Now AI can outmaneuver you at both Stratego and Diplomacy

While artificial intelligence long ago surpassed human capability in chess, and more recently Go — and let us not forget Doom — other more complex board games still present a challenge to computer systems. Until very recently, Stratego and Diplomacy were two of those games, but now AI has become table-flipping good at the former and passably human at the latter.

On the surface, you might think that it’s just because these games require a certain level of long-term planning and strategy. But so do Go and chess, just in a different way.

The crucial difference is actually that Stratego and Diplomacy are games of strategy based on imperfect information. In chess and Go, you can see every piece on the board. Stratego hides the identity of pieces until they are encountered by another piece, and Diplomacy is largely about establishing agreements, alliances and, of course, vendettas that are kept secret but are core to the gameplay. No honest chess game will involve a third party swooping in to protect your opponent’s bishop with a blue rook.

Both games require not raw calculation of paths to victory, but softer skills like guessing what the opponent is thinking, and what they think the computer is thinking, and make moves that accommodate and hopefully upset those assumptions. In other words, it has to bluff and convince another player of something, not just overpower it with the best possible moves.

The Stratego-playing model, from DeepMind, is named DeepNash, after the famous equilibrium. It is focused less on clever moves and more on play that can’t be exploited or predicted. In some cases this can be bold, like one game the team watched against a human player where the AI sacrificed several high-level pieces, leaving it at a material disadvantage — but it was all a calculated risk to bring out the other player’s big guns, so it could strategize around those. (It won.)

DeepNash is good enough that it beat other Stratego systems almost every time, and 84% of the time versus experienced humans. Because the algorithms that work well in Go and chess don’t work well here, they invented a new algorithmic method called Regularised Nash Dynamics — but you’ll have to read the paper if you want to understand it any more deeply than that. In the meantime, here’s an annotated game:

On the Diplomacy side, we have an AI named Cicero (ah, hubris!) from Meta and CSAIL that manages to play the game at a human level — and if that sounds like damning with faint praise, remember Diplomacy is difficult for most humans to play at a human level. The level of scheming, backstabbing, false promises and general Machiavellian antics that people get up to in the game are such that it is banned from many friendly gaming groups. Is a computer really capable of that level of shenanigans?
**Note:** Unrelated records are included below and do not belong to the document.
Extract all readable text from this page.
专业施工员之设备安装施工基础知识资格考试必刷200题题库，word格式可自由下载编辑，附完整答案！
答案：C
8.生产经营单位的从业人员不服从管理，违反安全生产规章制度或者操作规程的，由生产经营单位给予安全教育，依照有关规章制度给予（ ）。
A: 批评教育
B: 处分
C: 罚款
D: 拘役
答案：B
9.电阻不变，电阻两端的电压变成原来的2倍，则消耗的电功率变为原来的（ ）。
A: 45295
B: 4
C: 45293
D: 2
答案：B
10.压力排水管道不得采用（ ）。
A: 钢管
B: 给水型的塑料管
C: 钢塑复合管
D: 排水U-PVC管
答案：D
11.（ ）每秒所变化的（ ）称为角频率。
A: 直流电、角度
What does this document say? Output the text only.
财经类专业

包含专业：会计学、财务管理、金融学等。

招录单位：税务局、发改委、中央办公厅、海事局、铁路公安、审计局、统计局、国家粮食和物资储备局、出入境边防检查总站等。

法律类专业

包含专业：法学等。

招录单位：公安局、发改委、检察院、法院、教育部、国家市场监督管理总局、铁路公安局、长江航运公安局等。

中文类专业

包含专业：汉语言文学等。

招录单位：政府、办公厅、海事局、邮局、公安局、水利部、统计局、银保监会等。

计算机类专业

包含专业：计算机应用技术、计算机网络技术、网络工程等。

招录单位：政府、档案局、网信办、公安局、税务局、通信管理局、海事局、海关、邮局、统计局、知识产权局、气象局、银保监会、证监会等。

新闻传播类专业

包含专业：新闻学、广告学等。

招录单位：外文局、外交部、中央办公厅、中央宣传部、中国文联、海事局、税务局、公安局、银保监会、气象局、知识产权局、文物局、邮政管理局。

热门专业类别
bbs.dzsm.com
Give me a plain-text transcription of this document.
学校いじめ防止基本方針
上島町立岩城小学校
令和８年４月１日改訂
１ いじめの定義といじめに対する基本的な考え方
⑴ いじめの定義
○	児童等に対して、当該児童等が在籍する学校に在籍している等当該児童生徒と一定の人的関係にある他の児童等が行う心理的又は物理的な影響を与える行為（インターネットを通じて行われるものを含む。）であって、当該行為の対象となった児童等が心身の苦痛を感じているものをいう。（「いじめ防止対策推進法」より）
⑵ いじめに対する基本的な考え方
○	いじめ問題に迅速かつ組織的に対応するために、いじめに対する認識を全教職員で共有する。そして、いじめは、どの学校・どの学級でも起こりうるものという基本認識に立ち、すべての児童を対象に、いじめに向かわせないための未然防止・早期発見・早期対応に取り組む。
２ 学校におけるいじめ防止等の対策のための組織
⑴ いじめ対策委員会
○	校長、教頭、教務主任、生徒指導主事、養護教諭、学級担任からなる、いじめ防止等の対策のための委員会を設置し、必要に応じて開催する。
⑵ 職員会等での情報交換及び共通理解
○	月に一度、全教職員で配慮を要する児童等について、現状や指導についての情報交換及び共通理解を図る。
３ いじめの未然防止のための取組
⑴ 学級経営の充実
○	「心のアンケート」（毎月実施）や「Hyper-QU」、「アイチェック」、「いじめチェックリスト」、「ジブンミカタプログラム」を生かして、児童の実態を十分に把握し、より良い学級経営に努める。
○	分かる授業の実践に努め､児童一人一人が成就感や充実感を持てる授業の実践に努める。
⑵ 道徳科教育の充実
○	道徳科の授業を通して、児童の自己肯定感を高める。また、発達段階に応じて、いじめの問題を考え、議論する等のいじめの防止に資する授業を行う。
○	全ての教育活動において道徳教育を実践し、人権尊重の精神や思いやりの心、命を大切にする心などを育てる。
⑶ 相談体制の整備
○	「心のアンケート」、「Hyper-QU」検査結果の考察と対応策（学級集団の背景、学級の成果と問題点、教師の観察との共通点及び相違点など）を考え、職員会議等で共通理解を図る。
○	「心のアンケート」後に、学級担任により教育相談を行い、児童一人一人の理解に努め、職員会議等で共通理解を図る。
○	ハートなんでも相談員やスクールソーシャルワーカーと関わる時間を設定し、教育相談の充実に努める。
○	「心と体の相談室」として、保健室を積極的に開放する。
Seems so, and the advances that make it possible are interesting. After all, the interesting part of Diplomacy isn’t the world map and pieces, which are fairly straightforward to read and evaluate, but the potential for schemes latent in those arrangements. Is Venice being threatened on two fronts, or is it luring the western front into an envelopment through a long contemplated volte-face?

Not only that, but in order to participate in the scheming, one must speak (or chat, online) to other players and convince them of your sincerity and intent. This takes more than CPU cycles!

Image Credits: Meta

Here’s how Cicero works:

  1. Using the board state and current dialogue, make an initial prediction of what everyone will do.
  2. Refine that prediction using planning and then use those predictions to form an intent for itself and its partner.
  3. Generate several candidate messages based on the board state, dialogue and its intents.
  4. Filter the candidate message to reduce nonsense, maximize value and ensure consistency with our intents.

Then, plea your case and hope the other player isn’t planning your demise.

When set loose on webDiplomacy.net, Cicero played quite well against its opponents, placing 2nd out of 19 in a league and generally outscoring others.

It’s still very much a work in progress — it can lose track of what it’s said to others, or make other blunders humans probably wouldn’t — but it’s pretty remarkable that it can be competitive at all.